Heute erleben die Wikinger eine neue Deutung, fernab von Klischees und martialischen Verherrlichungen. Museen, Dokumentationen und historische Projekte rücken vermehrt die zivilisatorischen Leistungen in den Fokus: Städtebau, Kunsthandwerk, Runenschrift, Gesetzgebung. Besonders die Rolle der Frauen in der Wikingerkultur wird zunehmend neu bewertet. In Gräbern, die lange für männlich gehalten wurden, fanden Forscher weibliche Skelette samt Waffen und kostbaren Grabbeigaben. Offenbar nahmen Frauen aktiv am gesellschaftlichen und unter Umständen auch militärischen Leben teil.
In Skandinavien selbst hat die Auseinandersetzung mit dem Wikinger-Erbe längst politische Dimensionen angenommen.
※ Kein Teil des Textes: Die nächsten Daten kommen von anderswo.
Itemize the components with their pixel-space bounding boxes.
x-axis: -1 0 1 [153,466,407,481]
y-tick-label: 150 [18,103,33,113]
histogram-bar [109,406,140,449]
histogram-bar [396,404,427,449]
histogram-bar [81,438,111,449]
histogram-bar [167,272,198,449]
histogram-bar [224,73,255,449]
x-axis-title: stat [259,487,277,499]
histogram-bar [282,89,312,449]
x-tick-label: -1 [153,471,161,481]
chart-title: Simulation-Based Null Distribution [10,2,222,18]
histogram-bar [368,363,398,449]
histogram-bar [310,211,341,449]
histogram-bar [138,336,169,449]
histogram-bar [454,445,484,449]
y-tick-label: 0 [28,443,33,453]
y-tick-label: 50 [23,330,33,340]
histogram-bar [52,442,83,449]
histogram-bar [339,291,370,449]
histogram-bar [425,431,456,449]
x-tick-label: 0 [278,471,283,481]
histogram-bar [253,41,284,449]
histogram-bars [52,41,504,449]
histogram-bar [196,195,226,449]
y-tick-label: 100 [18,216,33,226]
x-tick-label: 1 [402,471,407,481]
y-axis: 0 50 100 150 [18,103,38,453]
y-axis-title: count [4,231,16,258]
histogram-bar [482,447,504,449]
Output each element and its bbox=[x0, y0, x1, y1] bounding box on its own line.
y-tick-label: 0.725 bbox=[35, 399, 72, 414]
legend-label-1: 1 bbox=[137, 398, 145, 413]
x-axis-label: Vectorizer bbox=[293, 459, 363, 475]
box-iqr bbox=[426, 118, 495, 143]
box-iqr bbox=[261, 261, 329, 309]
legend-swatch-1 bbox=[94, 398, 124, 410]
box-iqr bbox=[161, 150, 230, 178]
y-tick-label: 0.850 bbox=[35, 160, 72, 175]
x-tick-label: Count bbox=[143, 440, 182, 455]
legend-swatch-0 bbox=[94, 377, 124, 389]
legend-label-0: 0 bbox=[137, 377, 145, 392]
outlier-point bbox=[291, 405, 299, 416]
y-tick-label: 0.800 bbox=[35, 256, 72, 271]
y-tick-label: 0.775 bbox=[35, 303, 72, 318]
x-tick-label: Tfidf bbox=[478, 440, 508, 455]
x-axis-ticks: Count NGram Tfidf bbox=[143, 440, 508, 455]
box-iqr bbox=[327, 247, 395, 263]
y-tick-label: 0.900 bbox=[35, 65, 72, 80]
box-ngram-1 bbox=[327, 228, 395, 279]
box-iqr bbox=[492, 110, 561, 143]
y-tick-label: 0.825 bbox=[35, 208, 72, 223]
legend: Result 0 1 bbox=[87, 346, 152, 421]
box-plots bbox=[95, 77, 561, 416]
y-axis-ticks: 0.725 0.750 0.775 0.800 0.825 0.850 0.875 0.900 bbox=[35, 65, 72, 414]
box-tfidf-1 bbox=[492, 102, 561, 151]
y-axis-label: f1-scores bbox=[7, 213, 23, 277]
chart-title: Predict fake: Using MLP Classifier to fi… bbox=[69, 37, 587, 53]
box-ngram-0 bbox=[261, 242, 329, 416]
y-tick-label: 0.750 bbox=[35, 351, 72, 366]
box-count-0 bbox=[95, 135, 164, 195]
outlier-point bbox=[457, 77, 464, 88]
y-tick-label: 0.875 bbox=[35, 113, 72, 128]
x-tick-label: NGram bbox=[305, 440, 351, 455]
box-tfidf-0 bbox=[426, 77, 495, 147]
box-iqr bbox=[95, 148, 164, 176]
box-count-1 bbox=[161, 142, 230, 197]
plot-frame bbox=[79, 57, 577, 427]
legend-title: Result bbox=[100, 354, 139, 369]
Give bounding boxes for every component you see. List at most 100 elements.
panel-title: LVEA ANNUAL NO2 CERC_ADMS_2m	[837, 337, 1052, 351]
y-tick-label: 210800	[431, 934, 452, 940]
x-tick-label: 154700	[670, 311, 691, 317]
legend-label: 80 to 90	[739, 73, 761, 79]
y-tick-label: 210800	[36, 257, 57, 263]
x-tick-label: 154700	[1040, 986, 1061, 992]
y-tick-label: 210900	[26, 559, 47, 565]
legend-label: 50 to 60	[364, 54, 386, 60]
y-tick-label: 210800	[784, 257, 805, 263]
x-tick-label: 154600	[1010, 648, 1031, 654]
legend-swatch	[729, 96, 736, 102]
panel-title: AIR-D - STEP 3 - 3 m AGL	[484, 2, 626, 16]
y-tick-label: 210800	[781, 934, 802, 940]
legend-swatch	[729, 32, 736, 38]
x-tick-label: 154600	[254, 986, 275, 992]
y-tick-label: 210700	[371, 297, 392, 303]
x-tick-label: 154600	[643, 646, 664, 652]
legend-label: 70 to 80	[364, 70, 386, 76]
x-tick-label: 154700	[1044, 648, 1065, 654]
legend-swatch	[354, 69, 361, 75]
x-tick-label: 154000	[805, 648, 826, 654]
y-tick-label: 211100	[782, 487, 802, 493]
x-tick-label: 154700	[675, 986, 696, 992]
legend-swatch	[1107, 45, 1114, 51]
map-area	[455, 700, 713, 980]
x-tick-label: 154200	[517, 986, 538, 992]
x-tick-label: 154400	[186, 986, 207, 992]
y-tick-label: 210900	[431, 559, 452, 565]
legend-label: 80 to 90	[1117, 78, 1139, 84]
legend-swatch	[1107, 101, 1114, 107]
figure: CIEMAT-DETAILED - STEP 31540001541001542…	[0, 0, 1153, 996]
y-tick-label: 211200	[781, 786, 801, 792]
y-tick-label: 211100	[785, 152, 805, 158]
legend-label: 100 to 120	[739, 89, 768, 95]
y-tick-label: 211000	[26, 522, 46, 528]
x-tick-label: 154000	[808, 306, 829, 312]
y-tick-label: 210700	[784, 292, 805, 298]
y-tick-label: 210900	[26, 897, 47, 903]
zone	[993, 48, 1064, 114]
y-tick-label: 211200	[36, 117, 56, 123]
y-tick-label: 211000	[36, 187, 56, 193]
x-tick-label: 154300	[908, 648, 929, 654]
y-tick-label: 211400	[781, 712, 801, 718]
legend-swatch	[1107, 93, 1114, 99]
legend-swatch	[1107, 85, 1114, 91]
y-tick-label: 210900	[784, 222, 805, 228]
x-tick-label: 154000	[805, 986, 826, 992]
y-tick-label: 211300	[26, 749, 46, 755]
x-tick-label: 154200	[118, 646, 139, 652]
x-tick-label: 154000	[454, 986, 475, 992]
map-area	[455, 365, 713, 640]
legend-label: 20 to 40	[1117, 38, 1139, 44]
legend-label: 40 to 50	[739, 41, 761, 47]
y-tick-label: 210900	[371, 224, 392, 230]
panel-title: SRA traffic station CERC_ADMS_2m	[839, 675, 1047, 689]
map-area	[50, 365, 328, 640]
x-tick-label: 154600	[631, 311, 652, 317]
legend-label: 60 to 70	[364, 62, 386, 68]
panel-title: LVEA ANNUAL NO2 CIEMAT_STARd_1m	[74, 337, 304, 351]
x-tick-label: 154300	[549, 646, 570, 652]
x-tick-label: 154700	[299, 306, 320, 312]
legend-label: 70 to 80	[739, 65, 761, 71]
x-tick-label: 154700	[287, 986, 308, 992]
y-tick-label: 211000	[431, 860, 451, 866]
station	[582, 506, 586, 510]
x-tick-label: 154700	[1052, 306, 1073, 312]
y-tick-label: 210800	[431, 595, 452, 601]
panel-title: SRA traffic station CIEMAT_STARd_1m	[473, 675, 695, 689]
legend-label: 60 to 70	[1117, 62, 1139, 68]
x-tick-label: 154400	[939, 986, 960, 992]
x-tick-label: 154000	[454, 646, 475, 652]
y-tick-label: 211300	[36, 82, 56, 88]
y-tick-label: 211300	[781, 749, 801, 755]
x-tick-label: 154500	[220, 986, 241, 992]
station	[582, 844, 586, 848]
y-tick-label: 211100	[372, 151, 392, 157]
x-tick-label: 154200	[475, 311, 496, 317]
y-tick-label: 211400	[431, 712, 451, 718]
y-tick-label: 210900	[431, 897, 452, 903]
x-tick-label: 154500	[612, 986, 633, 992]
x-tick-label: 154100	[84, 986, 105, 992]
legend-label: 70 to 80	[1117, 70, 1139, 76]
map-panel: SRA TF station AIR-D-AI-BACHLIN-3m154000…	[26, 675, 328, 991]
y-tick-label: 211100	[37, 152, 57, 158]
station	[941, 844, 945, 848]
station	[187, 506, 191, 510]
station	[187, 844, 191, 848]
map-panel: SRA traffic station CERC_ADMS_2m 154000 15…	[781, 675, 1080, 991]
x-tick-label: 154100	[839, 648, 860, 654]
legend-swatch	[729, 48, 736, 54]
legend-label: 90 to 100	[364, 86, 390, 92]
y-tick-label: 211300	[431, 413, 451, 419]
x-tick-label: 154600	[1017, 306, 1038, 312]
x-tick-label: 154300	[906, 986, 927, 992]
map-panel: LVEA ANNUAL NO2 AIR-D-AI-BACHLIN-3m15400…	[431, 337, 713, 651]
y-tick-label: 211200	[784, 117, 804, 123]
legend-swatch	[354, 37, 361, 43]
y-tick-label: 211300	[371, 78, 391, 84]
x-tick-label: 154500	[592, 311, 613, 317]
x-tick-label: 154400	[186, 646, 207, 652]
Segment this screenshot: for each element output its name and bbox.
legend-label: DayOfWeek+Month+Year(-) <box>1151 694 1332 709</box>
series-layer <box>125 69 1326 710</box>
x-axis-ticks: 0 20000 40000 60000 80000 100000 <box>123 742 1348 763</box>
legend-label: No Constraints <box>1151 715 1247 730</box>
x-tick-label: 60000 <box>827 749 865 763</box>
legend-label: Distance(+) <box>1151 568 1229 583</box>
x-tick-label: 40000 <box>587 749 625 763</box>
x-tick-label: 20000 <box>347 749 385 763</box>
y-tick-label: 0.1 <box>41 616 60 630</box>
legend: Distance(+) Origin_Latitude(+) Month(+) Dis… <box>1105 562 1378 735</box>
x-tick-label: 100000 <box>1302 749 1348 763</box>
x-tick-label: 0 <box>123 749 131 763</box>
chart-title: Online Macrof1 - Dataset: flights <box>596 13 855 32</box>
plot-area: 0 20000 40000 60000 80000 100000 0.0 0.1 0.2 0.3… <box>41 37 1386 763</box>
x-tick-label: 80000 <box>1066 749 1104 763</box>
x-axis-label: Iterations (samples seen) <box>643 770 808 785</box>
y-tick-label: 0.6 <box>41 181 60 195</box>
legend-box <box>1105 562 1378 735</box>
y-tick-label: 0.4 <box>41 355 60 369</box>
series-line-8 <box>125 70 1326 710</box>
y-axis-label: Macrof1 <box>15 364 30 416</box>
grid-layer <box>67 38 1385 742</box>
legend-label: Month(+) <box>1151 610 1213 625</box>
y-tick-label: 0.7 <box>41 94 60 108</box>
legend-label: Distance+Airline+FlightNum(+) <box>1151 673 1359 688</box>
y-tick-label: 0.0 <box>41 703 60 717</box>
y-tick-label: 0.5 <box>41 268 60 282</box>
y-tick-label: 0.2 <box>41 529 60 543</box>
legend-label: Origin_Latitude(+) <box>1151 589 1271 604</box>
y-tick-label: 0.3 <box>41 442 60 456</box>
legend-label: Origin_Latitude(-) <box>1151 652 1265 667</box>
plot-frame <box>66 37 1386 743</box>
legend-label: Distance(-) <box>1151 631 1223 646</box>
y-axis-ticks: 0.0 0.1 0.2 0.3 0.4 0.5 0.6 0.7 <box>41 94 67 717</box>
Während nationalistische Gruppen versuchen, die Wikinger für eigene Ideologien zu vereinnahmen, setzen Historiker und Kulturinstitutionen bewusst auf Differenzierung. Sie zeigen: Die Wikingerzeit war nicht das Zeitalter des Chaos, sondern ein Scharniermoment in der europäischen Geschichte, zwischen Mythos und Moderne, zwischen Zerstörung und Aufbau.
Und so kehren sie heute zurück – die Nordmänner. Nicht mit Axt und Feuer, sondern in Form von Rekonstruktionen, archäologischen Funden und digitalen Animationen. Was bleibt, ist ein neues Verständnis: Die Wikinger waren keine eindimensionalen Barbaren, sondern Menschen, getrieben von denselben Kräften wie wir heute auch. Neugier, Ehrgeiz, Angst, Entdeckergeist. Ihr Erbe ist kein Kapitel der Gewalt allein, es ist ein Kapitel der Veränderung.